Rachel asks what’s our feeling on blogs with more flavor or personality. Not just focused on how your agency can relieve specific persona pain points, but does that show your staff as people doing people things that are perhaps tangentially related to the industry. This is a good question. Basically, I mentioned a number of times over the past 45 minutes that the content, blog or otherwise really is needs to be focused on the overlap between your prospects pain points and your expertise. That 3000-5000 words we’re talking about really need to be comprised of that.

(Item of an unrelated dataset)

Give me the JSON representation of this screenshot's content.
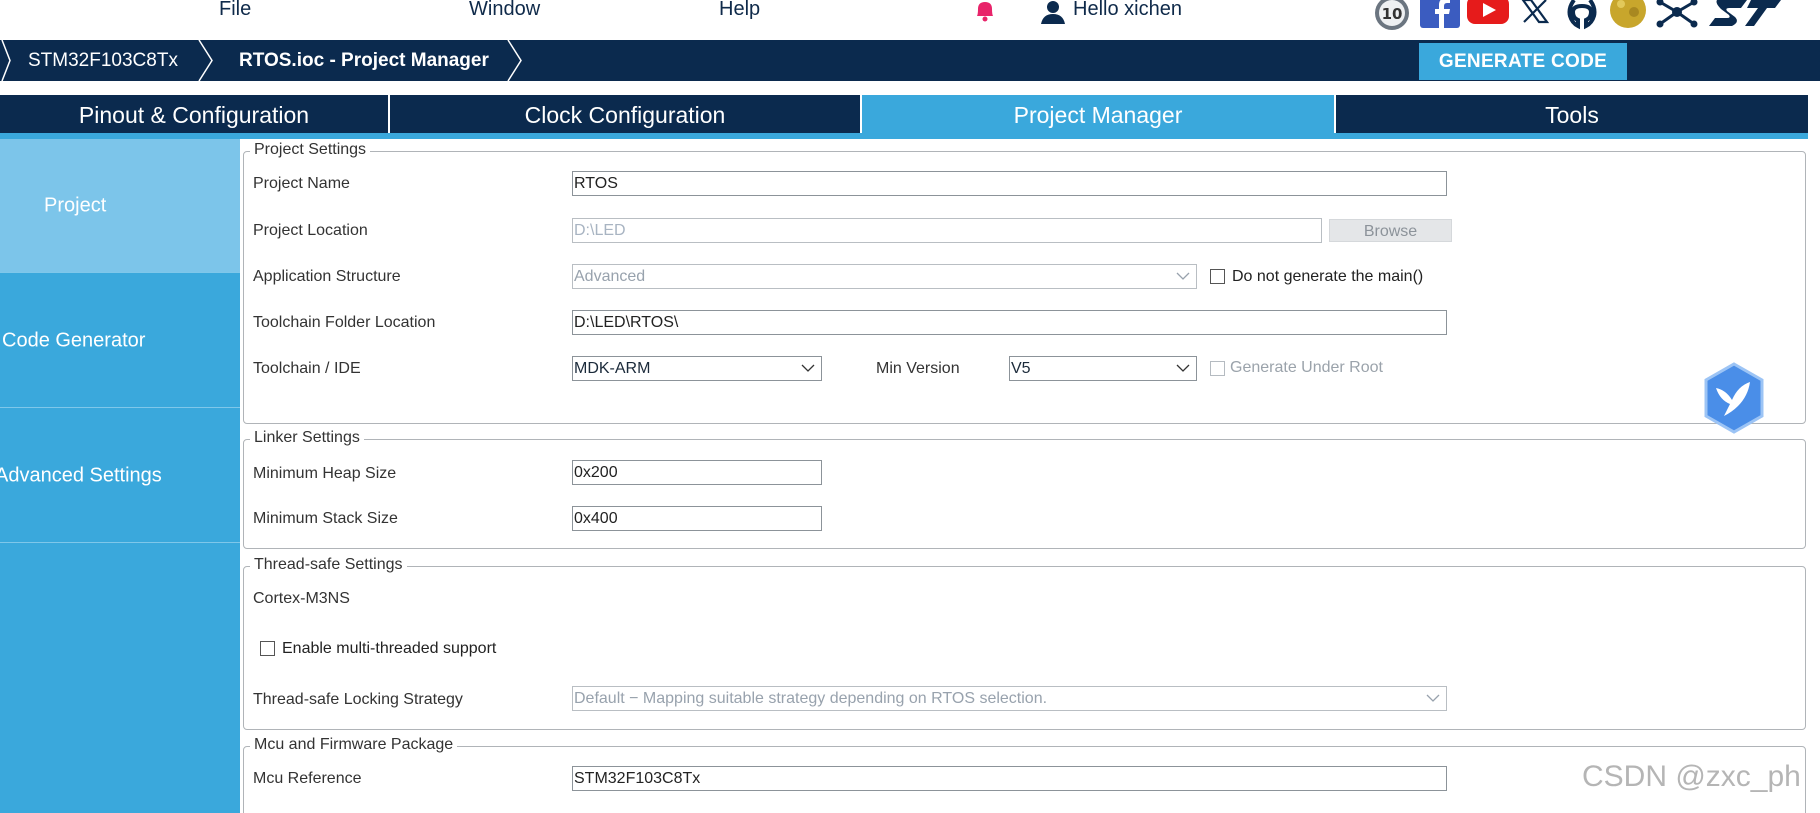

I do believe that but that’s not to say there’s not a place for the other kind of content. We spoke about how the agency in stage 2, they’ve got a blog but its really more about these flavored topics that Rachel is talking about, more cultural elements. That’s okay, that’s good, there’s nothing wrong with that. That also brings out your personality of the firm. That’s quite important. But for business development specifically, especially when you think about the roles of attract, form, engage, and nurture, it’s that triggering with the pain points that’s really going to move the needle. Coming across as human is important and I and probably many other are going to argue that good writing I going to do that anyway so as they’re reading these expertise-laden posts, they’re certainly getting a sense for the personality of the individual, therefore, the personality of the firm. Adding those other posts over our cultural-oriented post, that’s great but don’t have that towards the word count that you need.

I’m going to wrap up now, especially because I told you it’s going to be about half an hour and it being a little longer than that. But any other questions, my contact info was on that previous screen and my email is mark@newfangled2020.wpengine.com where of course I’ll be happy to speak with you anytime and hope you all have a great day and that you see your summer is off to a good start. We will host our next webinar which is actually going to be with David Baker from ReCourses specifically on positioning. That’s going to be in August or September, in a few months. We look forward to seeing you then. Okay. Thanks everybody. Bye.